Hatiku berbisik pada batinku
Guna mengejar buruannya yang tak kelihatan alamatnya
Tanpa ada putus asa, ‘ku kejar bruan itu seksama
Dengan mata terpejam.
Karang pun menerkam.
Kaki telanjangku terasa nangis darah hitam
Terang tak dapat, pedih mendapatiku.

“Tuhan, terasa berat dipikul, ringan dipukul.
Berat. Pedih. Mengurung.
Terang tak kunjung”.
Gumamku membatin

Harapanku nyaris ludes,
Tak jauh kemudian batinku mengelus
Berkata: “Jangan resah gelisah.
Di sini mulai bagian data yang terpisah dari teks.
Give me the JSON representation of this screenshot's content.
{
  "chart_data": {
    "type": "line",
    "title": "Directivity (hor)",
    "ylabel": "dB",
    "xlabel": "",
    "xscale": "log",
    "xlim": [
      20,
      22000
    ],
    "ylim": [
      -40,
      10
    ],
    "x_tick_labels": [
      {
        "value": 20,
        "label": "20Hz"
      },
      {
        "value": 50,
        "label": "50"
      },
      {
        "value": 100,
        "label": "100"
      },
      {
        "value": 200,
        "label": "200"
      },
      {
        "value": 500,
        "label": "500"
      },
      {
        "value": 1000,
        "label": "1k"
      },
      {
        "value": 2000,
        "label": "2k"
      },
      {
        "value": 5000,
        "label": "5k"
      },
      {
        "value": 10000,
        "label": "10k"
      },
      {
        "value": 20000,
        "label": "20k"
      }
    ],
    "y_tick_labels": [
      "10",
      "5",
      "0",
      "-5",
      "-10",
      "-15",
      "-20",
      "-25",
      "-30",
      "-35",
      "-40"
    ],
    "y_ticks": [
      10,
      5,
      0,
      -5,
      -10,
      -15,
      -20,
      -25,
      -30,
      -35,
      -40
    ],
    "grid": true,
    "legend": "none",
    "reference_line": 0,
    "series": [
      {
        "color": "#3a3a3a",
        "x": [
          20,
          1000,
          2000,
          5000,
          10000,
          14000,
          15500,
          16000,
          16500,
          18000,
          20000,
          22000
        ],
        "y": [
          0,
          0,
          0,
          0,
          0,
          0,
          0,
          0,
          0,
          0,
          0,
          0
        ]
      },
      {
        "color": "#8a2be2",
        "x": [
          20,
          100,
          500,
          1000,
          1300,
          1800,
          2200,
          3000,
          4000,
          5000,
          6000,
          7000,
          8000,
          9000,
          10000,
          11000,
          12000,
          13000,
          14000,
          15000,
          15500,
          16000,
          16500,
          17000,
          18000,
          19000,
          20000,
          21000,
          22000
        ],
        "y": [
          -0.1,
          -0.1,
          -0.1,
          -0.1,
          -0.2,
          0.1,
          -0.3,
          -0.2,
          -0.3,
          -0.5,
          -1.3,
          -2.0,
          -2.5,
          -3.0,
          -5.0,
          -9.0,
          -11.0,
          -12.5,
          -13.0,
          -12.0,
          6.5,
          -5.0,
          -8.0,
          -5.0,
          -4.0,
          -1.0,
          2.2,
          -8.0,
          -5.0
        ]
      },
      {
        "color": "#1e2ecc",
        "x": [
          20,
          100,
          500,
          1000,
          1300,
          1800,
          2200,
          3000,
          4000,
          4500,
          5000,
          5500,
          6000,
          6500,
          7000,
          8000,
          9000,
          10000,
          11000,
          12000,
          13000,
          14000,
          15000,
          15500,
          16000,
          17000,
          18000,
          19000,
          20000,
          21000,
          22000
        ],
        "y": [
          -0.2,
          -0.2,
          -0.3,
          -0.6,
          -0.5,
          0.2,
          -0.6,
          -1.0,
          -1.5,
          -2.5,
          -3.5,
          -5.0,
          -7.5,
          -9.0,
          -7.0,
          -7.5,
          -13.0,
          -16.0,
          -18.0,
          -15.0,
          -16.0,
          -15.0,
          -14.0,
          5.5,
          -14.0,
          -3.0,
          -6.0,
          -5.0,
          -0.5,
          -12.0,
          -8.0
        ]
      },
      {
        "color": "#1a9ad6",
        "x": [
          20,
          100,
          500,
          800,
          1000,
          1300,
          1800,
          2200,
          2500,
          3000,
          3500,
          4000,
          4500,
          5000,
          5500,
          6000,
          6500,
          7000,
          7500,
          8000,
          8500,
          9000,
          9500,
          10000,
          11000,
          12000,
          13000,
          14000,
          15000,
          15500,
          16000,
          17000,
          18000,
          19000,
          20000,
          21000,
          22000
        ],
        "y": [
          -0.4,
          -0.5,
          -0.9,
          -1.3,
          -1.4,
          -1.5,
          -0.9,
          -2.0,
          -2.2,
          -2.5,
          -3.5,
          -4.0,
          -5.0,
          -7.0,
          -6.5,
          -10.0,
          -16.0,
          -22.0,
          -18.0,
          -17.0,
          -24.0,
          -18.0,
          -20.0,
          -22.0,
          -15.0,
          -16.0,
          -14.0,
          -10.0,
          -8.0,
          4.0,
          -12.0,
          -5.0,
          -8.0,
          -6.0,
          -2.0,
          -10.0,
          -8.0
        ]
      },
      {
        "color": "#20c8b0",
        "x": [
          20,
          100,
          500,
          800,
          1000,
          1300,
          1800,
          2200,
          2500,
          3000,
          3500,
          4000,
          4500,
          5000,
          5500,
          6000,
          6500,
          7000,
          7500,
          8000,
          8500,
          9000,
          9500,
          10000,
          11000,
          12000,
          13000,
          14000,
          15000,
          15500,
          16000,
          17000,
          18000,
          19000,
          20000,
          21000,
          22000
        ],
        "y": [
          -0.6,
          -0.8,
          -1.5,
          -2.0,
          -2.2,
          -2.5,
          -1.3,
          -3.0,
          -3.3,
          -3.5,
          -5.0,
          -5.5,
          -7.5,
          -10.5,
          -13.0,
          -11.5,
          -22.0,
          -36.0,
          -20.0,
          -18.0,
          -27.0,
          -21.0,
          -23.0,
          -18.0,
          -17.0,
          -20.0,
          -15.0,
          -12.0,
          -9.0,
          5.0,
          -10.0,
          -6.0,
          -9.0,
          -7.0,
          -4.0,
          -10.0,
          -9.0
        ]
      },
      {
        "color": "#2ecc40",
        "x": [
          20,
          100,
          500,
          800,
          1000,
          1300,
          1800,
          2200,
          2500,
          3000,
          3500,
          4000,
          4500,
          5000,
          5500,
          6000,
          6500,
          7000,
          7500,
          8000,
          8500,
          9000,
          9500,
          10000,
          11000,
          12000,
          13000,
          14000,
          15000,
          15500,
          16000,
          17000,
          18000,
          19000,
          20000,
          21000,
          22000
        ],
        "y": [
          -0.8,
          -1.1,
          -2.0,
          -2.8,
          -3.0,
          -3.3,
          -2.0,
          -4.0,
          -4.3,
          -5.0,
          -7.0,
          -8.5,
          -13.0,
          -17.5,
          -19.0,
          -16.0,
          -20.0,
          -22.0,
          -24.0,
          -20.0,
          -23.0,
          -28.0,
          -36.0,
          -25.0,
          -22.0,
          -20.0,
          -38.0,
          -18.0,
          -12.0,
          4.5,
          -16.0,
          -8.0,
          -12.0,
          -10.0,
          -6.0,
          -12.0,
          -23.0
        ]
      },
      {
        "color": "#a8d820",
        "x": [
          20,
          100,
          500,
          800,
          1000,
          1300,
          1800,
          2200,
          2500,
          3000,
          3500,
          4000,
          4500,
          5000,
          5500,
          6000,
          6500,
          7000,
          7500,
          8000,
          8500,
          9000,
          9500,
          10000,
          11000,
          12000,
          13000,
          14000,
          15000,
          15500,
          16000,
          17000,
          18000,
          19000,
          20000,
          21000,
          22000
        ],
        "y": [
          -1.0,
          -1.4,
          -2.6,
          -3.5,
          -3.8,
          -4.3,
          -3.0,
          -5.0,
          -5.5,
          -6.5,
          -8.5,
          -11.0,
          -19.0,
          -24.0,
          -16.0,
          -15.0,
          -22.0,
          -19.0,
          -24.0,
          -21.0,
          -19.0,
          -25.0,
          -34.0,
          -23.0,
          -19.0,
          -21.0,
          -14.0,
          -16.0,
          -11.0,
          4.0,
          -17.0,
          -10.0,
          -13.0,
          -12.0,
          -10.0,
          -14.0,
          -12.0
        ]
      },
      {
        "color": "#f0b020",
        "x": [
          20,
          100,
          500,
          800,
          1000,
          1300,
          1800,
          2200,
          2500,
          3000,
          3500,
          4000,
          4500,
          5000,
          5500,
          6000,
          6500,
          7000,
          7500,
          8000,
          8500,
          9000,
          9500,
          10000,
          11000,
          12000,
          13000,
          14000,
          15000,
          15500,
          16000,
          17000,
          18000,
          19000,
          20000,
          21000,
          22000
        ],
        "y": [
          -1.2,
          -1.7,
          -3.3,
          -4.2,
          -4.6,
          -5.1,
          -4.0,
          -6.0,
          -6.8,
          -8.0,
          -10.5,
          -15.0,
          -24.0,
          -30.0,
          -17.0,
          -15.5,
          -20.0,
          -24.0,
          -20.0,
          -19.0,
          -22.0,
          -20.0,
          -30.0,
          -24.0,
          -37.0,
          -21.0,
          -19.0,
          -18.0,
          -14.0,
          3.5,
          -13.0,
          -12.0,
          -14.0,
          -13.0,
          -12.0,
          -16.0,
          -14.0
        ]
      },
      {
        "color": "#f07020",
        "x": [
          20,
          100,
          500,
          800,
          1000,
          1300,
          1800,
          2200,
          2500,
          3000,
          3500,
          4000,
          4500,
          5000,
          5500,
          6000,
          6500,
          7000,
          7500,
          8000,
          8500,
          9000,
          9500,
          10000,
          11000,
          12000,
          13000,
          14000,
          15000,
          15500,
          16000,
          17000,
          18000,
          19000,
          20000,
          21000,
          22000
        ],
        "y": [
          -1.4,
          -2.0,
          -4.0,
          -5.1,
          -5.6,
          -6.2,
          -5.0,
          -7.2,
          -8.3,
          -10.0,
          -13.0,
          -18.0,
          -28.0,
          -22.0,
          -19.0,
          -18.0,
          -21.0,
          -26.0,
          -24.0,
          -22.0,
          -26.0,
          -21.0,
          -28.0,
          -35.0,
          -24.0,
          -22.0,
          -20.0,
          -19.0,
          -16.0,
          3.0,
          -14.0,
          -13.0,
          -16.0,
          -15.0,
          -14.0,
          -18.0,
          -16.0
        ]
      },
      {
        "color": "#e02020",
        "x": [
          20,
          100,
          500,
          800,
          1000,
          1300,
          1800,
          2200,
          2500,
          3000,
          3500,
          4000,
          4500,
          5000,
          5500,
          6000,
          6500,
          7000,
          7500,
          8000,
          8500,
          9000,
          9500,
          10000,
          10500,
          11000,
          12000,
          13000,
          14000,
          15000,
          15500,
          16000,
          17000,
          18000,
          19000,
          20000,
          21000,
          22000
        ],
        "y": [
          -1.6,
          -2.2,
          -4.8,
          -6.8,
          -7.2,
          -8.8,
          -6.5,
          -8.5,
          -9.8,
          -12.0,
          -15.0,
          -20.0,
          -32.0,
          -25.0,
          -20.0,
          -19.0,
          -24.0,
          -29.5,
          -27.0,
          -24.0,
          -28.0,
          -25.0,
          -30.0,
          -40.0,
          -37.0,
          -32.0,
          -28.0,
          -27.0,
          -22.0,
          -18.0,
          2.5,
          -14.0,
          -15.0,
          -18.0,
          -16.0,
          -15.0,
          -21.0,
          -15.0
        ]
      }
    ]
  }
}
Usaha asah terus”.
Batinku mengiyakan.
Mutiara terang emas tak beralamat itu ‘ku tinggalkan
‘Ku terbang ke daratan.

(III)
Rantauanku kini nyentuh anak gunung
Sekitarnya bebatuan bak bambu  runcing meraung
Tak kalah buasnya lautan menyerang.
Kini, batinku berbisik:
“Ini tak seberapa menyengat,
Apalagi induknya kemudian, kan lebih sangat”.

Tuhan Maha segalanya,
Limpahkan kekuatan.
Kemudahan.
Pengampunan.
Hamba-Mu kebingungan dalam ketenangan.
Tuhan, ‘ku serahkan kepada-Mu urusan kehidupan,
Hanya kepada-Mu.

Tangisku reda.
Wajahku penuh warna.
Percaya diri.
Kakiku melangkah menapaki jalanan berduri
Tak peduli yang menghalangi
Semangat tak kenal lelah
Bebatuan runcing disepah
Karena nikmat Tuhan melimpah

Di pangkal gunung,
‘Ku melongoh ke ujung,
‘Ku tegap tak kalah gagahnya gunung.
Aku disambut dengan lambayan jagung.

‘Ku coba mendaki gunung tinggi
Makin tinggi, penghalang makin tinggi.
Dengan sabar ‘ku hadapi
Halangan merintangi.
Detik berganti menit, menit berganti jam.
Tiba ke puncak gunung dahulu menghantam.

Usaha beradaptasi
Desiran angin menghinggapi
Bulu kuduk merinding
Seakan membanting.
Kemudian, jiwa dapatkan ketenangan
Dendang nyanyian burung bergantian
‘Ku nanggapi keindahan.
Subhanallah, begitu indah ciptaan Tuhan
Indah sekali.
Bertasbih memuji berkali-kali.

Tuhan, hamba tenang tentram
Dalam rantauan.
Tanks you my god

Surabaya, 16/3/’14



MUHAMMAD

Muhammad..
Kaulah titisan benih Ibrahim
Kaulah rintisan Bani Qasim
Kaulah Abu al-Qasim
Kemulyaanmu melangkahi Adam
Wajahmu bak mentari tak kunjung padam,
Bahkan semesta alam.

Muhammad..
Kaulah terlahir pembawa rahmat
Bagi segenap umat
Juga aku, penikmat.

Muhammad..
Namamu Muhammad juga ahmat
Dua nama penuh khidmat
Terpuji jauh laknat.
Ahmadmu bak orang shalat
Alif-mu berdiri tegak
Hak-mu rukuk membengkuk
Mim-mu sujud berserah
Dal-mu tassyahud pasrah.

Oh.. Muhammadku..
Shalawatku ngalir
Dalam keheningan membanciri rongga-rongga bibir.

Oh.. Muhammadku..
Inilah aku,
Dari kepingan umatmu.
Bertamu.
Memburu syafaatmu.

Bisikkan kepada Tuhan
Guna dapat bagian,
Syafaat dambaan,
Hari akhir kepastian
Oh.. Muhammadku..

Surabaya, 20/3/’14



MADURAKU

Kaulah diri dan batinku
Aku terlahir dari perutmu
Kaulah pelindungku
Aku berteduh di bawahmu
Dari sepak terjang negaramu

Maduraku,
Maduku.
Darahku.
Inilah asbab keutuhanmu dari para biadab, laknat.
Madu rasa tentram nikmat.
Darah tanggung jawab pantang mundur, lengket.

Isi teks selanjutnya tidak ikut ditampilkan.